19 “Give him to me,” Elijah replied. And he took the boy’s body from her and carried it upstairs to the guest room where he lived, and laid the body on his bed, 20 and then cried out to the Lord, “O Lord my God, why have you killed the son of this widow with whom I am staying?”
21 And he stretched himself upon the child three times and cried out to the Lord, “O Lord my God, please let this child’s spirit return to him.”
22 And the Lord heard Elijah’s prayer; and the spirit of the child returned, and he became alive again! 23 Then Elijah took him downstairs and gave him to his mother.
“See! He’s alive!” he beamed.
24 “Now I know for sure that you are a prophet,” she told him afterward,[a] “and that whatever you say is from the Lord!”
146 Praise the Lord! Yes, really praise him! 2 I will praise him as long as I live, yes, even with my dying breath.
3 Don’t look to men for help; their greatest leaders fail; 4 for every man must die. His breathing stops, life ends, and in a moment all he planned for himself is ended. 5 But happy is the man who has the God of Jacob as his helper, whose hope is in the Lord his God— 6 the God who made both earth and heaven, the seas and everything in them. He is the God who keeps every promise, 7 who gives justice to the poor and oppressed and food to the hungry. He frees the prisoners 8 and opens the eyes of the blind; he lifts the burdens from those bent down beneath their loads. For the Lord loves good men. 9 He protects the immigrants and cares for the orphans and widows. But he turns topsy-turvy the plans of the wicked.
10 The Lord will reign forever. O Jerusalem,[a] your God is King in every generation! Hallelujah! Praise the Lord!
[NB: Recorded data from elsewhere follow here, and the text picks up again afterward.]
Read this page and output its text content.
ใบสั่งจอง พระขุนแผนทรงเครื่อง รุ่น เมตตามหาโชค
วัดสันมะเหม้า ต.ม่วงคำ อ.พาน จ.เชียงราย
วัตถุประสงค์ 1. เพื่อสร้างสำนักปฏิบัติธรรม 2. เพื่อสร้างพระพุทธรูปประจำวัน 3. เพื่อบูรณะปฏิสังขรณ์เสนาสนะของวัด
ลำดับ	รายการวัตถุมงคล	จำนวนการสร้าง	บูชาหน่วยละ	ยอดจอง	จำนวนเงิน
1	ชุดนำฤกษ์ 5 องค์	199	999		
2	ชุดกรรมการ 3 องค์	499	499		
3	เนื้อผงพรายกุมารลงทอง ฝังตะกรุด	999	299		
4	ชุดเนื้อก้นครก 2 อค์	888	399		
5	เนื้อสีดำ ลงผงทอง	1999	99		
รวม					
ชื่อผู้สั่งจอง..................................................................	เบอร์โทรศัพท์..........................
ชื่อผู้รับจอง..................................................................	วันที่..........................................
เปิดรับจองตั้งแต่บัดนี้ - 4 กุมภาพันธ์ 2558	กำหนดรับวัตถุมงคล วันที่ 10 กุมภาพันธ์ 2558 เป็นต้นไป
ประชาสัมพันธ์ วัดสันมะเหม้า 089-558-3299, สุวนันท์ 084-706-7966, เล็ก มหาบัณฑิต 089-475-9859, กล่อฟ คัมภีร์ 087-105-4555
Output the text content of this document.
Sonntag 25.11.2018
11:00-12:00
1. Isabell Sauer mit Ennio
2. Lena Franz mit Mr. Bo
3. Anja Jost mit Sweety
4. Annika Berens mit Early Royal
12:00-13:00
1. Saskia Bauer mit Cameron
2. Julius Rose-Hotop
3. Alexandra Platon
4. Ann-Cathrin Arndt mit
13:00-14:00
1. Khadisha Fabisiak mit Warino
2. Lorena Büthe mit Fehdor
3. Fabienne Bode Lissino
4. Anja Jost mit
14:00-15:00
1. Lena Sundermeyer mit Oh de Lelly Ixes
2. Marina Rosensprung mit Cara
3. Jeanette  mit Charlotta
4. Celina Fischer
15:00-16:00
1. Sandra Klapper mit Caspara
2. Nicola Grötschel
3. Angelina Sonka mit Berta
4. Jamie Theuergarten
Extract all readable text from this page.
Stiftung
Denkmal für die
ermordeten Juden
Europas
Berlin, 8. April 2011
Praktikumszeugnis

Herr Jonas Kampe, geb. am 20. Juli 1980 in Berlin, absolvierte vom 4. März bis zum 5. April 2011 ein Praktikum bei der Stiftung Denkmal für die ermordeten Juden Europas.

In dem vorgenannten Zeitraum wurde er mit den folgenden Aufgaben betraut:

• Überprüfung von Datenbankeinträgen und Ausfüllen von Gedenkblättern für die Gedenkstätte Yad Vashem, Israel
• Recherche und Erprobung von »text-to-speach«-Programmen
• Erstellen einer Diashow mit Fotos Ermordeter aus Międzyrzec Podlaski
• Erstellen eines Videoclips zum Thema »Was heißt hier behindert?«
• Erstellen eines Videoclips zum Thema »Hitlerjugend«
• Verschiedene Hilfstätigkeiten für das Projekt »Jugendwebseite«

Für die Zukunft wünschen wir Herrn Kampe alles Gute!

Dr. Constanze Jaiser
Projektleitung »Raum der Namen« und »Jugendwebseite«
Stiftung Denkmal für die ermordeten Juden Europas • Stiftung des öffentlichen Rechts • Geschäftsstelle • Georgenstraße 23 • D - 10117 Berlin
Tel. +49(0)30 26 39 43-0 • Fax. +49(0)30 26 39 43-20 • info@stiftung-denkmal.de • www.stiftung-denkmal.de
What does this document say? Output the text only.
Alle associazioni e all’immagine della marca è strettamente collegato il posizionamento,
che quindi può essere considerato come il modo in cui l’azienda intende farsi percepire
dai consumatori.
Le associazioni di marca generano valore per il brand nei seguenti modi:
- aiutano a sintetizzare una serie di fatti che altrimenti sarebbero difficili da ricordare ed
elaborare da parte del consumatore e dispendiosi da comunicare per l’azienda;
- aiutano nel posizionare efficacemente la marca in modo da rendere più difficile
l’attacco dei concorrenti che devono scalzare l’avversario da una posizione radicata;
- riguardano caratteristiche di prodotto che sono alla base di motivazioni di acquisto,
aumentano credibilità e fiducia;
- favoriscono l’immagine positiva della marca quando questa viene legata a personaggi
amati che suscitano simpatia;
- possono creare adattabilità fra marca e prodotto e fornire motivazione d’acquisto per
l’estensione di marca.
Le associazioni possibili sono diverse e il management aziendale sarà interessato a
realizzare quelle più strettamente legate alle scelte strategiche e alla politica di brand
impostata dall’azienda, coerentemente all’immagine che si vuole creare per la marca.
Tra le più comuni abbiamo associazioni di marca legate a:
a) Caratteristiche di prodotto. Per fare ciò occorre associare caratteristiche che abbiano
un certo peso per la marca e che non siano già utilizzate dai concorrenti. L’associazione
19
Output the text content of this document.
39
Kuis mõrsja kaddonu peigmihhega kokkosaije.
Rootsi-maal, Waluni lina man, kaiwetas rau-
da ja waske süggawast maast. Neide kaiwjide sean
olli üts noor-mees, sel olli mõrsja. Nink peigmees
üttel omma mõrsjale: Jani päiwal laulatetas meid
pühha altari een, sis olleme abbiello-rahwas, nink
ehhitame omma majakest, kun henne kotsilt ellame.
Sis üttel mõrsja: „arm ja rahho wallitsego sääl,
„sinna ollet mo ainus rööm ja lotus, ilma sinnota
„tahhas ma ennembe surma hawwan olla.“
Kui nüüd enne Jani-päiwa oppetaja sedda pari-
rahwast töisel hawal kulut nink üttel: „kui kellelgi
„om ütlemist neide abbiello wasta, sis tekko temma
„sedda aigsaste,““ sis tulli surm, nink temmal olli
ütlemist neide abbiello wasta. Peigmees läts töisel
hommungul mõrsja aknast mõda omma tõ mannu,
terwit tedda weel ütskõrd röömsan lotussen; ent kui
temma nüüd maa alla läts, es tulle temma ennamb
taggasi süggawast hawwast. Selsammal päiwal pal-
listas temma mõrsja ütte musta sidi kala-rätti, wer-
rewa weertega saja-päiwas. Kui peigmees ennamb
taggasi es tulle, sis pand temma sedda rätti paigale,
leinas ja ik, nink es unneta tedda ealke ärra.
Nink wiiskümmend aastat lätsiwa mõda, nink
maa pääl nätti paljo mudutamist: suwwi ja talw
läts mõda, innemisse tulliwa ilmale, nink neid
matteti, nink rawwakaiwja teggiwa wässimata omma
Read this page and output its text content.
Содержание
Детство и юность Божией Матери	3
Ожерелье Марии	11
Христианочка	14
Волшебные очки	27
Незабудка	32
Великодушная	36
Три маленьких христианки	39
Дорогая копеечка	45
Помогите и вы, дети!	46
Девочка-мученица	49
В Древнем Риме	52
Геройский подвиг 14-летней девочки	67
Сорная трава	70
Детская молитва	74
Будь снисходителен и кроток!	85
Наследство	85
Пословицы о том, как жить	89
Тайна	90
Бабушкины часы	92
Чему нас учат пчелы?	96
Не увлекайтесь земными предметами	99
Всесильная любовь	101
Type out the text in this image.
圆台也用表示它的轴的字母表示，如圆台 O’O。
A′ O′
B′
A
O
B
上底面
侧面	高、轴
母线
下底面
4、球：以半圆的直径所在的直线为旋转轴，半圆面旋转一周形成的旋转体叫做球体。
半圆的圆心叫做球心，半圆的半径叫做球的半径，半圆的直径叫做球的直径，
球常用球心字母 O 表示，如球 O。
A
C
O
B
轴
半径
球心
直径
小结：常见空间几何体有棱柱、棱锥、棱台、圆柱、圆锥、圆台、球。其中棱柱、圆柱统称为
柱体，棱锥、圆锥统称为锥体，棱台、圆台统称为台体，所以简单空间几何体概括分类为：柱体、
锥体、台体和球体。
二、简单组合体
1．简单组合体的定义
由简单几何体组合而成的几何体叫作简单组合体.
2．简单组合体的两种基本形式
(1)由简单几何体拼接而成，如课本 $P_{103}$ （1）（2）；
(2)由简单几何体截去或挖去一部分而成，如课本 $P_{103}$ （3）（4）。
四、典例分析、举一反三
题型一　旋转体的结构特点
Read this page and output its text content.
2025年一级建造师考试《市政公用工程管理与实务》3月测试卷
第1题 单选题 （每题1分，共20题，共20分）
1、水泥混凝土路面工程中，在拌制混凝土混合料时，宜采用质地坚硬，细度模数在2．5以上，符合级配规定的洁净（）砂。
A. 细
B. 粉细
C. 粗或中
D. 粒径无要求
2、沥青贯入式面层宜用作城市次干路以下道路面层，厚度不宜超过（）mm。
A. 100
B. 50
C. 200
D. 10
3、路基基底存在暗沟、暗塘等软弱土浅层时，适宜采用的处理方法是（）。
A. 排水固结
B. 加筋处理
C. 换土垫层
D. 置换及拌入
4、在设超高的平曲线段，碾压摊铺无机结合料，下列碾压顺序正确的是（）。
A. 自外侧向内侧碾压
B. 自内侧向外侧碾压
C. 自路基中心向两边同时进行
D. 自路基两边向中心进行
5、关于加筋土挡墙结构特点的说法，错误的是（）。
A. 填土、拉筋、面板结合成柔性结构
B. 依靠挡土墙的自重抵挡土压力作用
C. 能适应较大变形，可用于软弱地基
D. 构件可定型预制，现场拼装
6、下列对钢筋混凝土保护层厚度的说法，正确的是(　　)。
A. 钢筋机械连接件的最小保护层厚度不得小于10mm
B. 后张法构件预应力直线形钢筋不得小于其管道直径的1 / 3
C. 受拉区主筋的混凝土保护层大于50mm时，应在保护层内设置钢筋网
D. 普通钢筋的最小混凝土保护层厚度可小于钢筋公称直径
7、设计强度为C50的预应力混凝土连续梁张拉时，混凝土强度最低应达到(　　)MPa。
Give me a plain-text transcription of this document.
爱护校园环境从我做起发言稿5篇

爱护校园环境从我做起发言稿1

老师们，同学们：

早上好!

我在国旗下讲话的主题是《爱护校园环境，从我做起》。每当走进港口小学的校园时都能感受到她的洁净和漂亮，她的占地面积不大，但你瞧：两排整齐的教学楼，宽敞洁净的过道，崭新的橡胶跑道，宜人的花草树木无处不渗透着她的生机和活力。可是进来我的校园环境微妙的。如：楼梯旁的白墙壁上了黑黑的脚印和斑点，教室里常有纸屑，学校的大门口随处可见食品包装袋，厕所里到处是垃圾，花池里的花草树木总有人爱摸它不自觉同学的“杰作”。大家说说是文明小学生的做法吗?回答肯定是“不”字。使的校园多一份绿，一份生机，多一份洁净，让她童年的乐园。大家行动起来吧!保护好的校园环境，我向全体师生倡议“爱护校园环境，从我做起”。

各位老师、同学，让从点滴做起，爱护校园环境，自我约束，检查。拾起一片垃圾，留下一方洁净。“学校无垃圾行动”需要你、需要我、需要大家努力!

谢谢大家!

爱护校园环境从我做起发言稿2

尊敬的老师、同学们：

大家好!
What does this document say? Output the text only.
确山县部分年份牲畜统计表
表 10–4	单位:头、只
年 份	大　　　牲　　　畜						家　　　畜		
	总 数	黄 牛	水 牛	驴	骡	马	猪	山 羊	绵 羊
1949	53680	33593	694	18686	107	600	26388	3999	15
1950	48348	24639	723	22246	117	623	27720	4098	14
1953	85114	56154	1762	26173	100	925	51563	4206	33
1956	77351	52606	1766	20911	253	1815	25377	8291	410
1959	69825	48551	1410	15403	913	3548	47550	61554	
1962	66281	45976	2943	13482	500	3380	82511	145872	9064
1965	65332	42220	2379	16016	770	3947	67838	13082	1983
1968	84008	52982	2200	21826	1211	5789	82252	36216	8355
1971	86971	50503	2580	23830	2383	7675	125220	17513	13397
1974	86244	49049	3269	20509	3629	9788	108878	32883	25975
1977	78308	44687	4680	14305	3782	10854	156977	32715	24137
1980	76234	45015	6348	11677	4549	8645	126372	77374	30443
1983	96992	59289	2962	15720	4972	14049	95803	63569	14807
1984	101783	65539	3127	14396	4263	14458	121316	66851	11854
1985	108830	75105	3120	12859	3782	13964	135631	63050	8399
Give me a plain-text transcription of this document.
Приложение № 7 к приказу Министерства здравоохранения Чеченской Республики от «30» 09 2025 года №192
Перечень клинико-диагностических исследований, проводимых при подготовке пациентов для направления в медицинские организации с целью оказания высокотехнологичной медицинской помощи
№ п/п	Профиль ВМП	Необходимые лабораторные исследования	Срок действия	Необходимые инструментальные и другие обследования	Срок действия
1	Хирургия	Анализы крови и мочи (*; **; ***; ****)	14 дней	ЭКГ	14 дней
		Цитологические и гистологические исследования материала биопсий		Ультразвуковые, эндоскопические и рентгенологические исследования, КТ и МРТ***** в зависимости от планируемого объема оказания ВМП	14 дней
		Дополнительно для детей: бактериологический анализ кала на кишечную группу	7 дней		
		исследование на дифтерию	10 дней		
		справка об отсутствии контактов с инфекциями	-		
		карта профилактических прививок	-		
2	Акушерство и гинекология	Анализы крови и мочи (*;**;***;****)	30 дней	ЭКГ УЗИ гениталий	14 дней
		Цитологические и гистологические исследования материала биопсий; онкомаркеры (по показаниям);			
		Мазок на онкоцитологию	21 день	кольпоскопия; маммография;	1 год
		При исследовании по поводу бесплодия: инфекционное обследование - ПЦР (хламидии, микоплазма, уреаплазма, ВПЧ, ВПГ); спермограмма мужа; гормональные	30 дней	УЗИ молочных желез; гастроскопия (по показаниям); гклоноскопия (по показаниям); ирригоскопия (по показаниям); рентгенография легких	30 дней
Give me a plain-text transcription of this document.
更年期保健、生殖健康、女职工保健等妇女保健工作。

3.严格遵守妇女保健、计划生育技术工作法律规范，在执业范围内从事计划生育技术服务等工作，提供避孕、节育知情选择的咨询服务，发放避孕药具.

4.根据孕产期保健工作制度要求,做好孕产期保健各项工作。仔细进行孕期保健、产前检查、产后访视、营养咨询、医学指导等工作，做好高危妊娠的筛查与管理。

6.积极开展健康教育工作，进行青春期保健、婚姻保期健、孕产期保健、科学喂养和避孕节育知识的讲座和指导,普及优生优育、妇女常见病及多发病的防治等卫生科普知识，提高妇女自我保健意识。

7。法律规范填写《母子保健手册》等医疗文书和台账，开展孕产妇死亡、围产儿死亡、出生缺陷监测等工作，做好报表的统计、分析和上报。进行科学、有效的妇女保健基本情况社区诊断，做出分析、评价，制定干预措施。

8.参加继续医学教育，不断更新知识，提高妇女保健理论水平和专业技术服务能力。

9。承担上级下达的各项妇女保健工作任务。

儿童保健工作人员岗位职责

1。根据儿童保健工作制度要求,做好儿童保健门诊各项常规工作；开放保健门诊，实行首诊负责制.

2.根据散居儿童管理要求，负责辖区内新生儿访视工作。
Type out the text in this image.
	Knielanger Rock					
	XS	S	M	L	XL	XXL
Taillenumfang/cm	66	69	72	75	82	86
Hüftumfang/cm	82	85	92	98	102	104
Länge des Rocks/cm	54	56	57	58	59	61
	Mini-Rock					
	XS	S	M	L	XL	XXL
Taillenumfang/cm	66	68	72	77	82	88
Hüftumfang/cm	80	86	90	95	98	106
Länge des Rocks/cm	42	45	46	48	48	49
11 Dear friends, I solemnly swear that the way to heaven that I preach is not based on some mere human whim or dream. 12 For my message comes from no less a person than Jesus Christ himself, who told me what to say. No one else has taught me.
13 You know what I was like when I followed the Jewish religion—how I went after the Christians mercilessly, hunting them down and doing my best to get rid of them all. 14 I was one of the most religious Jews of my own age in the whole country and tried as hard as I possibly could to follow all the old, traditional rules of my religion.
15 But then something happened! For even before I was born, God had chosen me to be his and called me—what kindness and grace— 16 to reveal his Son within me so that I could go to the Gentiles and show them the Good News about Jesus.
When all this happened to me I didn’t go at once and talk it over with anyone else; 17 I didn’t go up to Jerusalem to consult with those who were apostles before I was. No, I went away into the deserts of Arabia and then came back to the city of Damascus. 18 It was not until three years later that I finally went to Jerusalem for a visit with Peter and stayed there with him for fifteen days. 19 And the only other apostle I met at that time was James, our Lord’s brother. 20 (Listen to what I am saying, for I am telling you this in the very presence of God. This is exactly what happened—I am not lying to you.) 21 Then after this visit I went to Syria and Cilicia. 22 And still the Christians in Judea didn’t even know what I looked like. 23 All they knew was what people were saying, that “our former enemy is now preaching the very faith he tried to wreck.” 24 And they gave glory to God because of me.
11 Not long afterwards Jesus went with his disciples to the village of Nain, with the usual great crowd at his heels. 12 A funeral procession was coming out as he approached the village gate. The boy who had died was the only son of his widowed mother, and many mourners from the village were with her.
13 When the Lord saw her, his heart overflowed with sympathy. “Don’t cry!” he said. 14 Then he walked over to the coffin and touched it, and the bearers stopped. “Laddie,” he said, “come back to life again.”
15 Then the boy sat up and began to talk to those around him! And Jesus gave him back to his mother.
16 A great fear swept the crowd, and they exclaimed with praises to God, “A mighty prophet has risen among us,” and, “We have seen the hand of God at work today.”
17 The report of what he did that day raced from end to end of Judea and even out across the borders.